Entre deux mondes : la fracture silencieuse entre Juifs de diaspora et d’israël

Depuis hier je suis meurtri, déçu. Déçu de ceux que je croyais proche de moi. Depuis des années, et plus encore depuis le 7 octobre, ma vie est en Israël. Je me sens à présent complètement déconnecté, plus en phase, avec mes amis juifs de diaspora.
Depuis le 7 octobre 2023, une blessure s’est ouverte dans le monde juif. Non seulement à cause de la barbarie du Hamas, ni seulement à cause des menaces existentielles qui pèsent sur Israël, mais aussi à cause d’un mal plus discret, plus insidieux : la déconnexion grandissante entre les Juifs de diaspora et ceux d’Israël.
Ce fossé n’est pas nouveau. Il s’est creusé au fil des décennies, entre une diaspora souvent marquée par un judaïsme culturel, intellectuel, libéral, et un Israël forgé par l’urgence de la survie, le service militaire, la guerre, et une identité nationale assumée, parfois brutale. Mais ce qui était autrefois une tension est devenu aujourd’hui une fracture. Et cette fracture devient de plus en plus difficile à ignorer.
Une incompréhension des réalités israéliennes
Nombre de Juifs de diaspora, notamment en Europe et en Amérique du Nord, abordent Israël à travers un prisme moral, souvent abstrait : celui des droits de l’homme, de l’universalisme, d’un judaïsme éthique désincarné. À l’inverse, pour un Israélien, l’éthique commence souvent par la sécurité : protéger sa famille, défendre sa patrie, maintenir une armée forte.
Cette divergence se reflète dans les réactions à la guerre. Tandis que les Israéliens, meurtris et mobilisés, attendent du monde juif un soutien inconditionnel face au Hamas, certains intellectuels juifs de diaspora – journalistes, rabbins, penseurs – publient des tribunes appelant à la « modération », à la « retenue », voire à la « fin de l’occupation ». Des paroles qui, vues de Tel-Aviv ou de Sdérot, sonnent creux, voire comme une trahison.
Le luxe de la distance
Les Juifs de diaspora ont parfois le luxe de la distance. Ils vivent dans des sociétés où le judaïsme est minoritaire, souvent assimilé, parfois marginalisé, mais rarement confronté aux dilemmes existentiels quotidiens d’un État en guerre.

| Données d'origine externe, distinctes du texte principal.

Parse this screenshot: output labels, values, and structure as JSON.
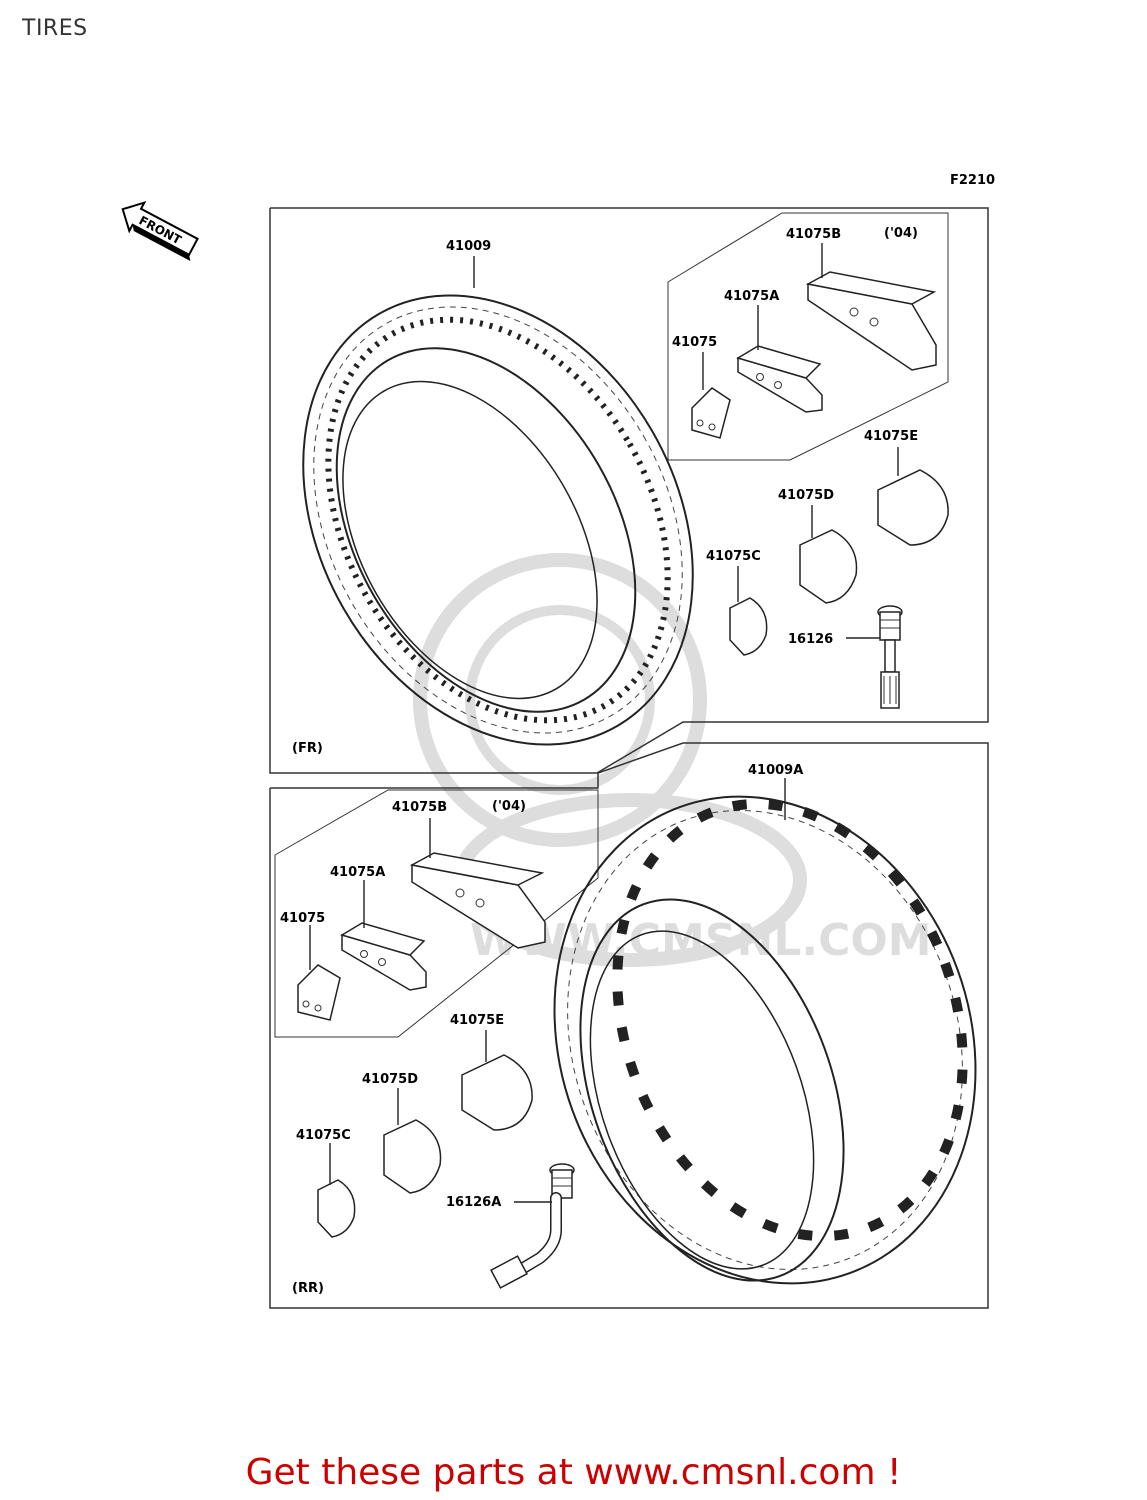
{
  "page": {
    "title": "TIRES",
    "figure_code": "F2210",
    "front_arrow": "FRONT",
    "footer": "Get these parts at www.cmsnl.com !",
    "watermark": "WWW.CMSNL.COM",
    "footer_color": "#cc0000"
  },
  "front_section": {
    "tag": "(FR)",
    "tire": "41009",
    "valve": "16126",
    "weights": {
      "w41075": "41075",
      "w41075a": "41075A",
      "w41075b": "41075B",
      "w41075c": "41075C",
      "w41075d": "41075D",
      "w41075e": "41075E"
    },
    "year_note": "('04)"
  },
  "rear_section": {
    "tag": "(RR)",
    "tire": "41009A",
    "valve": "16126A",
    "weights": {
      "w41075": "41075",
      "w41075a": "41075A",
      "w41075b": "41075B",
      "w41075c": "41075C",
      "w41075d": "41075D",
      "w41075e": "41075E"
    },
    "year_note": "('04)"
  }
}
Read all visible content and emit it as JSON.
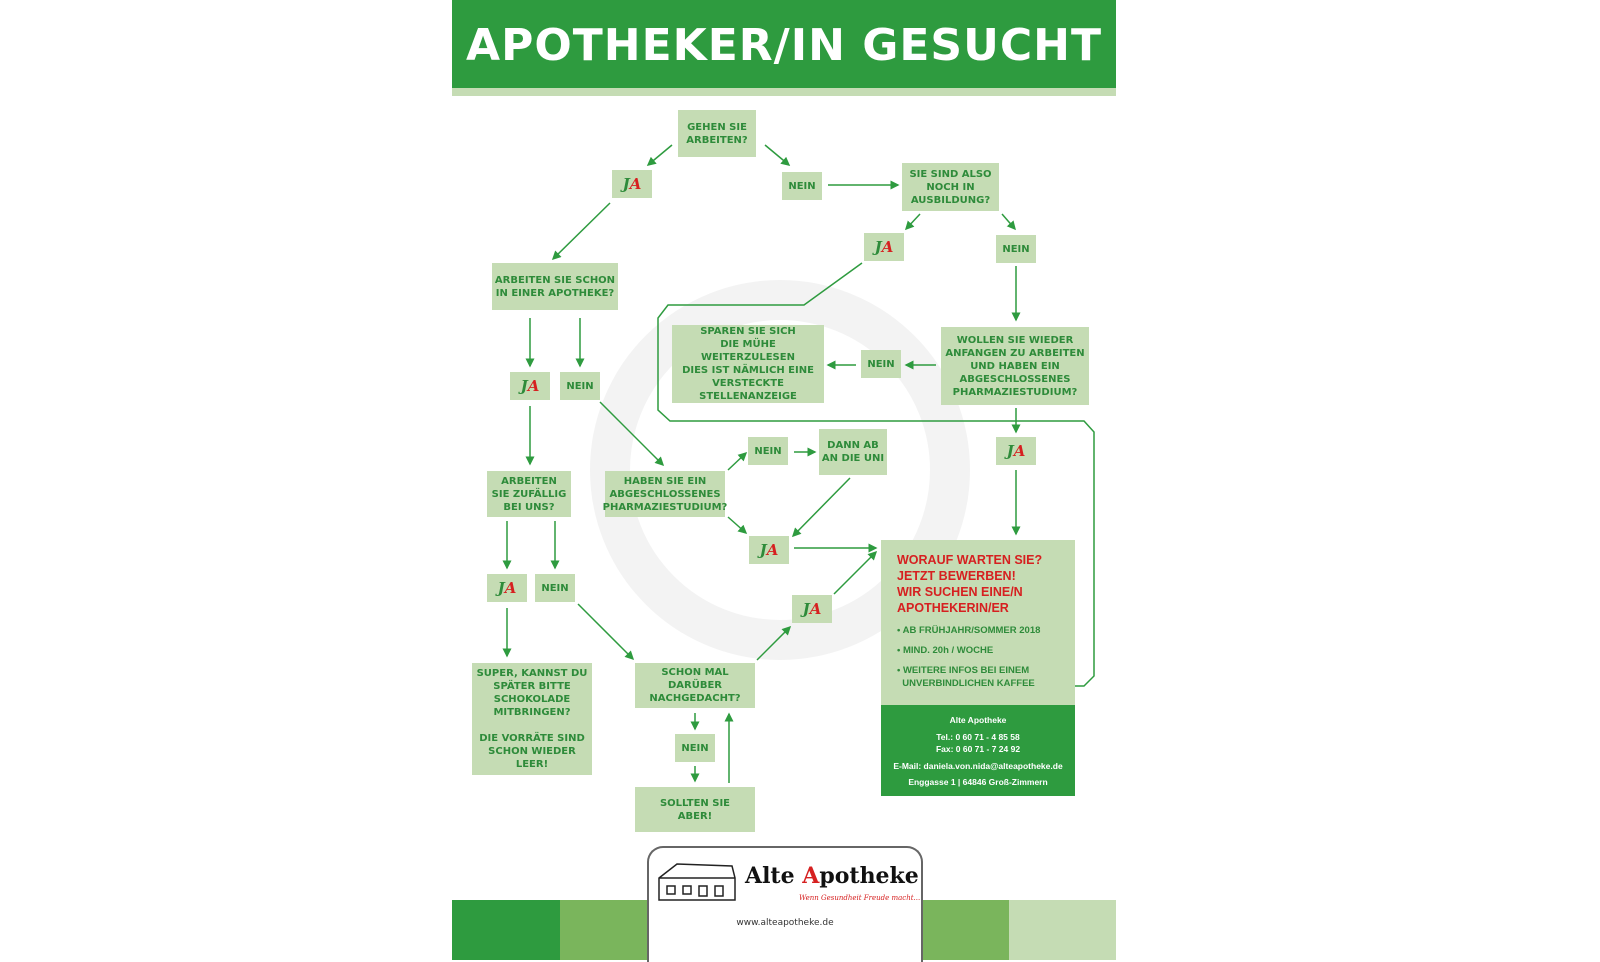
{
  "title": "APOTHEKER/IN GESUCHT",
  "ja_label": {
    "j": "J",
    "a": "A"
  },
  "nein": "NEIN",
  "questions": {
    "q1": "GEHEN SIE\nARBEITEN?",
    "q2": "SIE SIND ALSO\nNOCH IN\nAUSBILDUNG?",
    "q3": "ARBEITEN SIE SCHON\nIN EINER APOTHEKE?",
    "q4": "SPAREN SIE SICH\nDIE MÜHE WEITERZULESEN\nDIES IST NÄMLICH EINE\nVERSTECKTE\nSTELLENANZEIGE",
    "q5": "WOLLEN SIE WIEDER\nANFANGEN ZU ARBEITEN\nUND HABEN EIN\nABGESCHLOSSENES\nPHARMAZIESTUDIUM?",
    "q6": "DANN AB\nAN DIE UNI",
    "q7": "ARBEITEN\nSIE ZUFÄLLIG\nBEI UNS?",
    "q8": "HABEN SIE EIN\nABGESCHLOSSENES\nPHARMAZIESTUDIUM?",
    "q9": "SUPER, KANNST DU\nSPÄTER BITTE\nSCHOKOLADE\nMITBRINGEN?\n\nDIE VORRÄTE SIND\nSCHON WIEDER LEER!",
    "q10": "SCHON MAL DARÜBER\nNACHGEDACHT?",
    "q11": "SOLLTEN SIE\nABER!"
  },
  "result": {
    "headline": "WORAUF WARTEN SIE?\nJETZT BEWERBEN!\nWIR SUCHEN EINE/N\nAPOTHEKERIN/ER",
    "bullets": [
      "• AB FRÜHJAHR/SOMMER 2018",
      "• MIND. 20h / WOCHE",
      "• WEITERE INFOS BEI EINEM\n  UNVERBINDLICHEN KAFFEE"
    ]
  },
  "contact": {
    "name": "Alte Apotheke",
    "tel": "Tel.: 0 60 71 - 4 85 58",
    "fax": "Fax: 0 60 71 - 7 24 92",
    "email": "E-Mail: daniela.von.nida@alteapotheke.de",
    "address": "Enggasse 1 | 64846 Groß-Zimmern"
  },
  "logo": {
    "word1": "Alte",
    "initial": "A",
    "rest": "potheke",
    "slogan": "Wenn Gesundheit Freude macht...",
    "url": "www.alteapotheke.de"
  },
  "colors": {
    "green": "#2e9b3f",
    "box": "#c5dcb4",
    "red": "#d62020"
  }
}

Cette distance géographique et émotionnelle donne l’illusion d’une supériorité morale. Mais elle empêche souvent la compréhension du vécu israélien.
Pour les Israéliens, l’histoire n’est pas une abstraction. Elle est là, tangible, dans chaque abri antiaérien, chaque uniforme, chaque deuil. Ils ne peuvent pas se permettre les naïvetés de certaines postures progressistes. Ils ne vivent pas dans les pages d’un éditorial du New York Times ou de Télérama, ou dans un appartement cossu de Manhattan ou de Paris VIe, mais dans une réalité où un cessez-le-feu mal négocié peut coûter des vies.

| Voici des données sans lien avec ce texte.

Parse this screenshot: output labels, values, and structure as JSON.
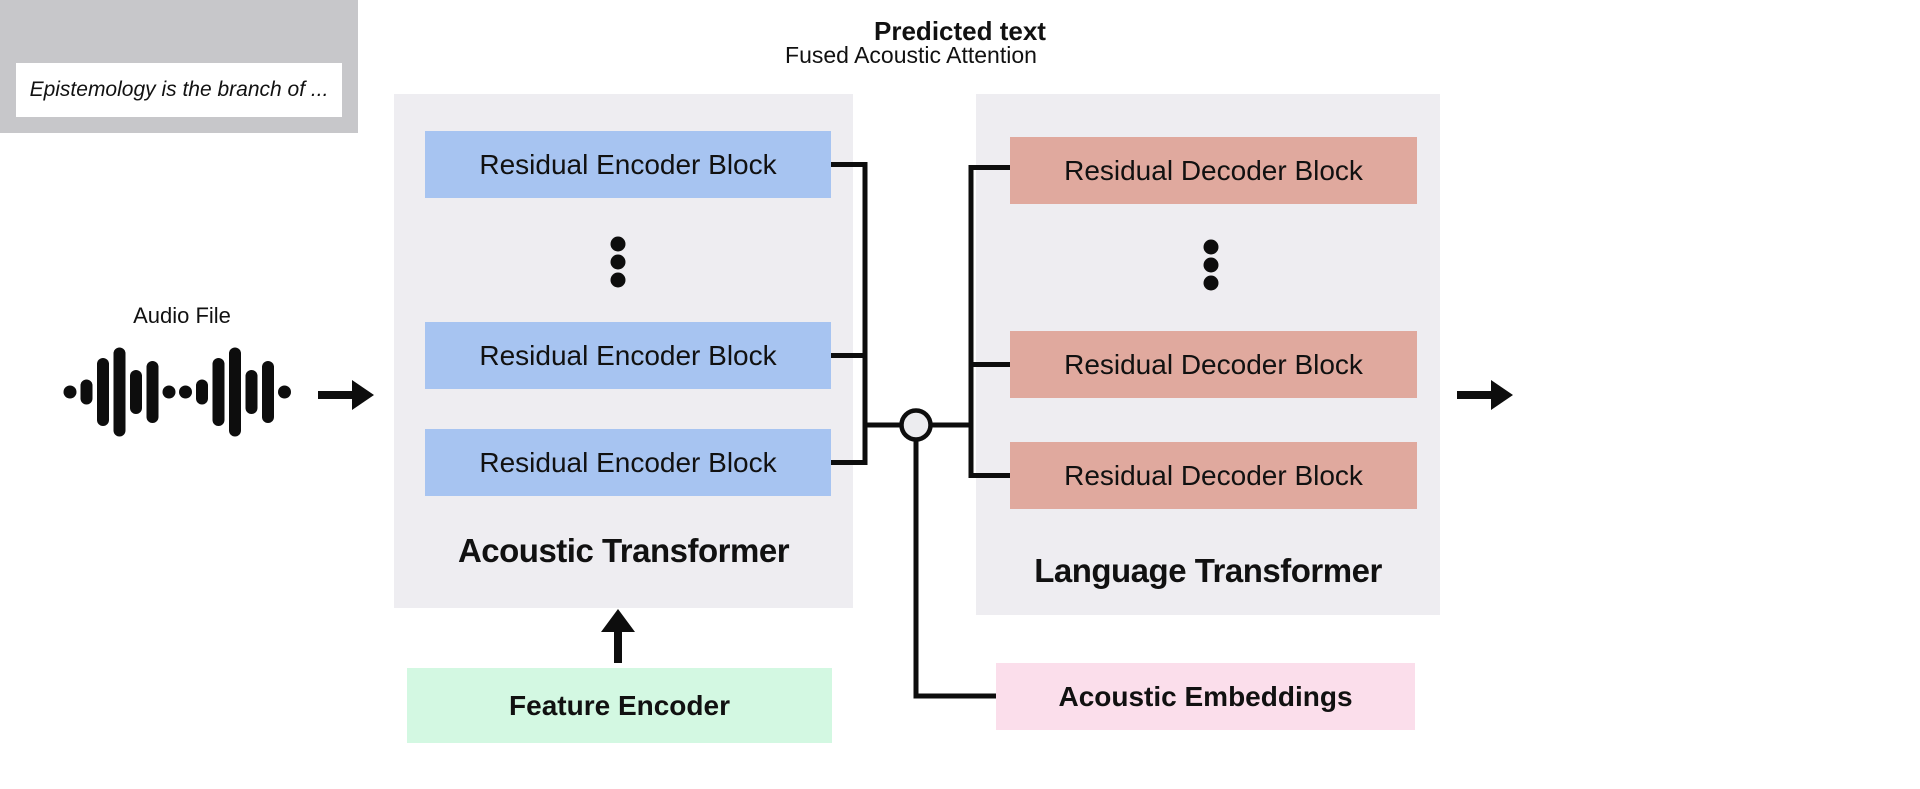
{
  "colors": {
    "background": "#ffffff",
    "panel": "#eeedf1",
    "encoder_block": "#a7c4f1",
    "decoder_block": "#e0a99e",
    "feature_encoder": "#d3f8e2",
    "acoustic_embeddings": "#fbdeeb",
    "predicted_box": "#c7c7ca",
    "predicted_inner": "#ffffff",
    "line": "#0d0d0d",
    "node_fill": "#ececef",
    "text": "#111111"
  },
  "labels": {
    "fused_attention": "Fused Acoustic Attention",
    "audio_file": "Audio File"
  },
  "acoustic_transformer": {
    "title": "Acoustic Transformer",
    "blocks": [
      "Residual Encoder Block",
      "Residual Encoder Block",
      "Residual Encoder Block"
    ]
  },
  "language_transformer": {
    "title": "Language Transformer",
    "blocks": [
      "Residual Decoder Block",
      "Residual Decoder Block",
      "Residual Decoder Block"
    ]
  },
  "feature_encoder": {
    "label": "Feature Encoder"
  },
  "acoustic_embeddings": {
    "label": "Acoustic Embeddings"
  },
  "predicted_text": {
    "title": "Predicted text",
    "sample": "Epistemology is the branch of ..."
  },
  "icons": {
    "audio_waveform": "audio-waveform-icon",
    "input_arrow": "right-arrow-icon",
    "output_arrow": "right-arrow-icon",
    "feature_arrow": "up-arrow-icon",
    "fusion_node": "circle-junction-icon",
    "encoder_ellipsis": "vertical-ellipsis-dots",
    "decoder_ellipsis": "vertical-ellipsis-dots"
  }
}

Vers une nouvelle solidarité ?
Cette déconnexion n’est pas une fatalité. Mais elle impose un effort des deux côtés. Les Juifs de diaspora doivent comprendre qu’aimer Israël, ce n’est pas exiger de lui une perfection inaccessible, mais l’accompagner dans ses luttes, sans complaisance mais sans abandon. Les Israéliens, eux, doivent aussi tendre la main, expliquer, inviter, inclure.
Car la force du peuple juif, c’est d’avoir toujours su rester un am echad, un peuple unique, malgré les exils, les langues, les coutumes. Aujourd’hui, plus que jamais, ce lien est vital. Israël a besoin de ses frères et sœurs de diaspora – non pas pour le juger de loin, mais pour l’aimer de près.